For the past year or so Barack Obama and the Democrats have talked down the economy. At first it was to beat down then President Bush to boost the Democrats’ chances in the November 2008 election. After the election it was to decrease expectations for the new president and his administration. Following his inauguration the President and his Democratic allies used fear to promote their economic stimulus plan. Mike Volpe, aka The Provocateur, noted that in one speech alone Obama used the term “crisis” 20 times and has called the Administration’s statements a “never ending stream of bad news.” The Market has responded accordingly, falling 15% or 1,186 since the close of the Dow on Inauguration Day (a day which saw a 332 point loss).

MarketPsych is a firm that has shown statistically that fear moves markets. The graphic below shows that when the market is rising, fear is subsides. The relationship reverses when the market declines.
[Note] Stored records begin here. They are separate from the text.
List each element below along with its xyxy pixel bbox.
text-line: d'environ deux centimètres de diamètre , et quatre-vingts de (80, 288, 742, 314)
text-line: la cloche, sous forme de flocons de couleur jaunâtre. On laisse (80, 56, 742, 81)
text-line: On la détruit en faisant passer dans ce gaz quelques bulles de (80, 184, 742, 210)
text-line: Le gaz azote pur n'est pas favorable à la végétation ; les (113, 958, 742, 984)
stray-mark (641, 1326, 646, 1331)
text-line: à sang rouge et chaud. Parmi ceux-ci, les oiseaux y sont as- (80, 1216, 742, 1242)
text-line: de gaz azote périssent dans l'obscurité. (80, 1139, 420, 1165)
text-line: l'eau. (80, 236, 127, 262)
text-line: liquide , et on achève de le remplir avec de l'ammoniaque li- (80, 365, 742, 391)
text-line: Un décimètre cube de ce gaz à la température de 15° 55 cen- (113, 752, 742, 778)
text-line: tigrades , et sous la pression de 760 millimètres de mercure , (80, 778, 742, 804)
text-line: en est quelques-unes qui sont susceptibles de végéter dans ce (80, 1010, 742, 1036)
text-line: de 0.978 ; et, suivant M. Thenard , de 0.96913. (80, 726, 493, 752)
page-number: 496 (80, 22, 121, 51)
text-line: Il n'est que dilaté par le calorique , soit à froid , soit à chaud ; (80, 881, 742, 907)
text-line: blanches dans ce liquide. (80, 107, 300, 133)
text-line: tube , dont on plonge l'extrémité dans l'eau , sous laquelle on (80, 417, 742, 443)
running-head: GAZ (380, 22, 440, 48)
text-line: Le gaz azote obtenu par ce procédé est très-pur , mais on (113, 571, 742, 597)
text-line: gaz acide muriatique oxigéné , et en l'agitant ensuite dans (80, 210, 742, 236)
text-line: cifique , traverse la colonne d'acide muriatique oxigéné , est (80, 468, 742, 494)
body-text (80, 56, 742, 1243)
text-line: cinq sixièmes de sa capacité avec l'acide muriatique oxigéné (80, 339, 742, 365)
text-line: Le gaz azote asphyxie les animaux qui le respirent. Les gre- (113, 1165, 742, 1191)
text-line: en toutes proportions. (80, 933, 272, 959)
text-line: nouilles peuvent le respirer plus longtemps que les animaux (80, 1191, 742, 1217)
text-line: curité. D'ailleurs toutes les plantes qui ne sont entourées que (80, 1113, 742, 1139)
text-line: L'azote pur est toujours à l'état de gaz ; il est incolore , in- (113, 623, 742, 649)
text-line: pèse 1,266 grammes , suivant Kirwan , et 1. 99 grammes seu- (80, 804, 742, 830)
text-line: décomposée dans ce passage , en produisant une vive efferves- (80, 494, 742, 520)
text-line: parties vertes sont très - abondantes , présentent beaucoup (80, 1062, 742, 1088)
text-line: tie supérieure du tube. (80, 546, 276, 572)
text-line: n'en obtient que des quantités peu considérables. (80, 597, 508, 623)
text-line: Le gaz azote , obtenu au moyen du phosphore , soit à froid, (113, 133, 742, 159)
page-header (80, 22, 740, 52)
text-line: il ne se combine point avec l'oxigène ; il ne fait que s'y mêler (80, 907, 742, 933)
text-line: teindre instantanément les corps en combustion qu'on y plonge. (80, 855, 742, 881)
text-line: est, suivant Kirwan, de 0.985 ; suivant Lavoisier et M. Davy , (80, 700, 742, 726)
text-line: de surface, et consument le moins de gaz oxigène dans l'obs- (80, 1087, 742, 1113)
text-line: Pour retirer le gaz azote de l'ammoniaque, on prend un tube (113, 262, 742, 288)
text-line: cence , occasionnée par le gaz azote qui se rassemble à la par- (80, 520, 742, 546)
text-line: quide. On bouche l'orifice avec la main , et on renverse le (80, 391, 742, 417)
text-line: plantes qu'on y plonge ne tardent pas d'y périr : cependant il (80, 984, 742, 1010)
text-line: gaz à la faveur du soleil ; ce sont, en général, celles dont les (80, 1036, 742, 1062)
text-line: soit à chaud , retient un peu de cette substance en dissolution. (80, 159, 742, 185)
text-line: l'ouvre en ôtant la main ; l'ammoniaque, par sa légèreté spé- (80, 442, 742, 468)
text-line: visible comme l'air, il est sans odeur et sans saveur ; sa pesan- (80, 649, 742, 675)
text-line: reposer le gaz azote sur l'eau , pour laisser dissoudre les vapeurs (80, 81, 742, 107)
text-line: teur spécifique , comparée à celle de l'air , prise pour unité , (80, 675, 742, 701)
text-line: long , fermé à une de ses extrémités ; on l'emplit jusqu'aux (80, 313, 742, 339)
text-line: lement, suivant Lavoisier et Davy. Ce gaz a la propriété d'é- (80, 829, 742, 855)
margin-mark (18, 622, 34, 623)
Market Fear Index shows a 10-day exponential moving average of the percentage of “Fear” words in the U.S. financial news (left axis) displayed over a candlestick chart of the Nasdaq 100 (right axis). Source: MarketPysch
The problem with fear is that it’s much easier to scare someone than it is to assure him. According to Andrew W. Lo, a professor at the Massachusetts Institute of Technology, “Fear is a much stronger motivational force. The loss of $1,000 has a much bigger impact than the gain of a $1,000.”
In addition to the fearmongering, Obama and the Democrats have enacted policies that are exacerbating economic problems. James G. Gimpel, professor of political science at the University of Maryland – College Park, noted on Politico that the customary government response during a recession is to implement austerity measures and spending cuts. This assures investors and consumers that they will have more of their own money to spend in the future. However Obama and his Democratic allies have done the exact opposite – implementing spending and tax increases that convince investors and consumers that they will have less to spend in the short term than they do now. This kills an incentive for investors to bargain hunt in the depressed market, and encourages consumers to keep their wallets shut.
Worse in their zeal to “do something” to fix the economy, Obama and the Democrat controlled Congress are showing their growing impotence. Starting last autumn with the TARP legislation that was supposed to “end the crisis”, we’ve had further bailouts that were supposed to “end the crisis” followed by a stimulus package that was supposed to “end the crisis.” Instead of showing their mastery of the economy investors are consumers are presented with a Chinese firedrill whereby Commerce Secretary Geithner, the President and the Democratic Congress are pereceived as running around cluelessly throwing cash into the growing flames of the American economy.
The problem is that the money is feeding the very fire it was supposed to put out – in the sense that people understand instinctively that the money has to come from the American Taxpayer – and that they are “American Taxpayer”. They hunker down economically, and the economy suffers.
The Obama Administration is making things worse by succombing to their anti-capitalist ideology as the Wall Street Journal notes today:
... it’s become clear that Mr. Obama’s policies are slowing, if not stopping, what would otherwise be the normal process of economic recovery. From punishing business to squandering scarce national public resources, Team Obama is creating more uncertainty and less confidence—and thus a longer period of recession or subpar growth.
On his inauguration day in 1933 Franklin D. Roosevelt recognized how fear impacted the economy. Unfortunately he didn’t understand the economics behind that fear which lead to many of his policies prolonging the Great Depression. By instilling fear and enacting policies that damage the economy Obama and the Democrats prove that they understand neither psychology nor economics.